According to Crow, the outstanding fines and fees that are owed the county totals well over $1 million -- some have estimated it could be as much as $2 million -- and the court wants to collect.
Judge Crow met with Arkansas Supreme Court Chief Justice Jim Hannah in Little Rock to discuss ways to improve collections. During that meeting, Hannah suggested ways to update the current system and become more effective.
"When I got back I asked the court clerk for a list of people that were 90 days past due, and the clerk was unable to provide that," Crow said. "I wrote a new procedure and recommendation, but it was not implemented.
"A year after I took office I attempted to find out how much was owed to the county but I didn't get an exact calculation; it looks like it is around the $1.2 million mark," he said.
Presently the circuit clerk uses handwritten ledger books to record payment schedules, fines and fees. Circuit Clerk Ramona Wilson acknowledged that the system is not only outdated, it is also inefficient.
"It's hard to guess the amount that is owed to the county; the last time I calculated it was in 1995 and $1.5 million was owed," said Wilson. "It's not an exact science."
And the outdated system is even causing warrants to be issued when they shouldn't be, the judge said.
"In some cases, warrants have been issued for people who have actually paid their fines but unfortunately our books did not reflect that," Crow added.

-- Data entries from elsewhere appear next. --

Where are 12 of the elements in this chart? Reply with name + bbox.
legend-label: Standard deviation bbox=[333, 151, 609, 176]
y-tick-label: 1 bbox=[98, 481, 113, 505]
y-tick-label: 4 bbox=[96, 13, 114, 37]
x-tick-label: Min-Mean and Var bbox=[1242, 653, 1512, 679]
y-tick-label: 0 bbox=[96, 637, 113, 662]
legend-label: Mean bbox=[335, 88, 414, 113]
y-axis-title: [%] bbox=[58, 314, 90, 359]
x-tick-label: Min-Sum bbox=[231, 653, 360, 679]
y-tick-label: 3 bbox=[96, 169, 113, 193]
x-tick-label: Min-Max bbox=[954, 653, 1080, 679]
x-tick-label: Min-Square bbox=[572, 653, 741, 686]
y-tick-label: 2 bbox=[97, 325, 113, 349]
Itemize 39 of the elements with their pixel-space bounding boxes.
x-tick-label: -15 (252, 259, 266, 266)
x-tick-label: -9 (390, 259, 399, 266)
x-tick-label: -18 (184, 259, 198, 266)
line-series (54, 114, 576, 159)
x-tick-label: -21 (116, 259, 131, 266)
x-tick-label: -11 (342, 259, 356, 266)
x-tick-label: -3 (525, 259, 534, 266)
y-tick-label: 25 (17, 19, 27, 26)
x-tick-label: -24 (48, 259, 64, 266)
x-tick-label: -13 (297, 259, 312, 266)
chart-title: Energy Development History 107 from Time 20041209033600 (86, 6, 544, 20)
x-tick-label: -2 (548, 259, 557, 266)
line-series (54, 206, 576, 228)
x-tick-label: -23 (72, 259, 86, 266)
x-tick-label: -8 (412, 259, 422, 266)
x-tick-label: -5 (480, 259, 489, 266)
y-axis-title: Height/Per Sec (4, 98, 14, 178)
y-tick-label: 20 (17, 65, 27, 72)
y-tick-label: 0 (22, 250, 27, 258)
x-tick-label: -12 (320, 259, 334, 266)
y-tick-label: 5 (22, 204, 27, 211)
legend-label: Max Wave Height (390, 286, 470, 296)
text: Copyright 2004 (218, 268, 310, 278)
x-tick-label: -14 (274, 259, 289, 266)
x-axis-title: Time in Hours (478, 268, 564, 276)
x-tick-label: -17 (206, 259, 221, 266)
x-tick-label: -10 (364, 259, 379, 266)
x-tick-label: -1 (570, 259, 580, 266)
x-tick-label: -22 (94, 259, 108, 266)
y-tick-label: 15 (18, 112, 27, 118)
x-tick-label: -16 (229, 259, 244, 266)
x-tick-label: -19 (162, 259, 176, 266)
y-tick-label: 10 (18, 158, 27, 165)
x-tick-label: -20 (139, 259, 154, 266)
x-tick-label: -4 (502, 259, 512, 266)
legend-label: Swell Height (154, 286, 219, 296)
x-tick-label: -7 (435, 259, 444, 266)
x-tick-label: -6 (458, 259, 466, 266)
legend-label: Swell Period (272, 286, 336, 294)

Other courts, such as the Carroll County District Court, have automated systems that auto-generate a warrant to an individual that has a past-due balance of 30 days.
"Since the Circuit Court only has handwritten ledgers it's almost impossible to go page by page to see who is delinquent," said Sheriff Bob Grudek. "The best way to monitor the fees would be through a computerized system."
Wilson's office has tucked away more than $250,000 for automation funding. She has accumulated this money over many years through record-keeping fees, but she still has not hired a company to set up the system.
"I have been talking with other court offices that are automated to see what system is best, and once I receive all the input I will work with a software company to see if they can customize a plan to meet our needs," Wilson said. "I don't know what the cost would be for an automated system but it can't be that expensive."